Torontoist already has a documented history on disliking Death of a President (including arguing with a FIPRESCI jury member about it) and we don’t really need to go into it again, so let’s hear what the critics have to say. Eye’s Liz Clayton gives it three stars, but doesn’t seem that enthused; “ultimately doesn’t insinuate anything more creepy and despairing than what turns up in the real news every day”, while NOW’s Cameron Bailey finds it more interesting to talk around the film rather than about it, finally admitting the film is “not paranoid enough to be really interesting”.
We’ll say one nice thing about it. James Urbaniak, the wonderful Dr. Venture from Adult Swim’s Venture Bros. is in it briefly. But that’s all we can think of.
People have a lot nicer things to say about this week’s other film that concerns American national security, Shut Up and Sing, about the aftermath of the Dixie Chicks show in London, where they screamed “Death to America!” before detonating a George Bush piñata full of offal (or something). NOW’s Deirdre Swann calls it “a powerful free-speech polemic and an intimate look at the band’s dynamic”.
Of course, if you’re interested in films about how institutions (and individuals) in authority can go tragically wrong, it looks like you can’t get better this week than Deliver Us from Evil, Amy Berg’s exploration of the case of Father Oliver O’Grady, a child molester simply shifted from parish to parish rather than dealt with. A “laser-like focus and lack of hysteria make it so much more damning than an easy, knee-jerk screed” according to Eye’s Adam Nayman.

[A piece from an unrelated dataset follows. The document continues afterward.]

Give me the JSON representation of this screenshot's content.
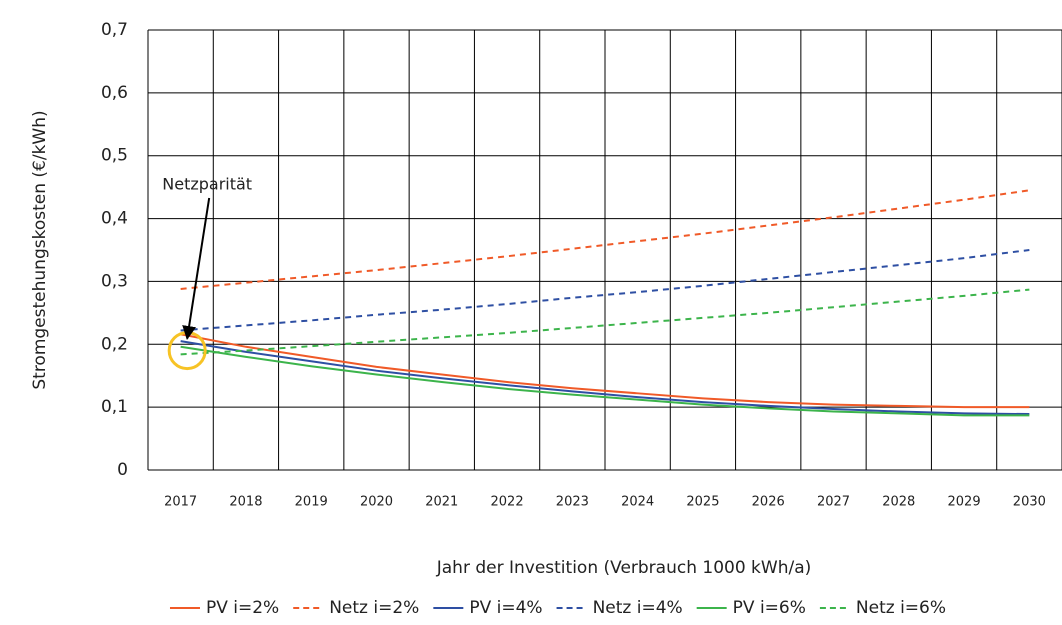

Also opening this week is Into Great Silence, about (we believe) non-evil religious types (the Carthusian Order of monks in the Grande Chartreuse), Black Eyed Dog, and Saw III, the latest in the series of idiotic horror films with an unbearably smug bad guy. Please let Torontoist know in which film he’s going to get is comeuppance, so we can go and see that one.
Cinematheque Ontario’s fall season continues with The Cinema of Intelligence, a retrospective of the cinema of “Isabella’s dad” Roberto Rossellini, given some nice (if short) coverage by John Harkness at NOW, but we’d pick out the Jacques Tati comedy Playtime (tomorrow at 2pm) as our pick of the week; a perfect Saturday matinee.
The glut of film festivals continues, of course. We’ll talk about the Planet in Focus film festival next week, but this weekend is the Fantasy Worldwide Film Festival (at the Innis Town Hall) which includes Gamerz, “An off-beat comedy with a love triangle set in the fantasy role-playing society of Glasgow University” and Japanese Kaiju flick Negadon: The Monster from Mars. Competing with that is the Reel Awareness Film Festival, from Amnesty International at the NFB, opening tonight with A Child’s Century Of War at 7 pm, and the opening night host is George Stroumbo! Swoon! (We like the sound of Sunday’s Darfur Diaries, at 11am).
The Arcfest and 7a*11d Festival continue also.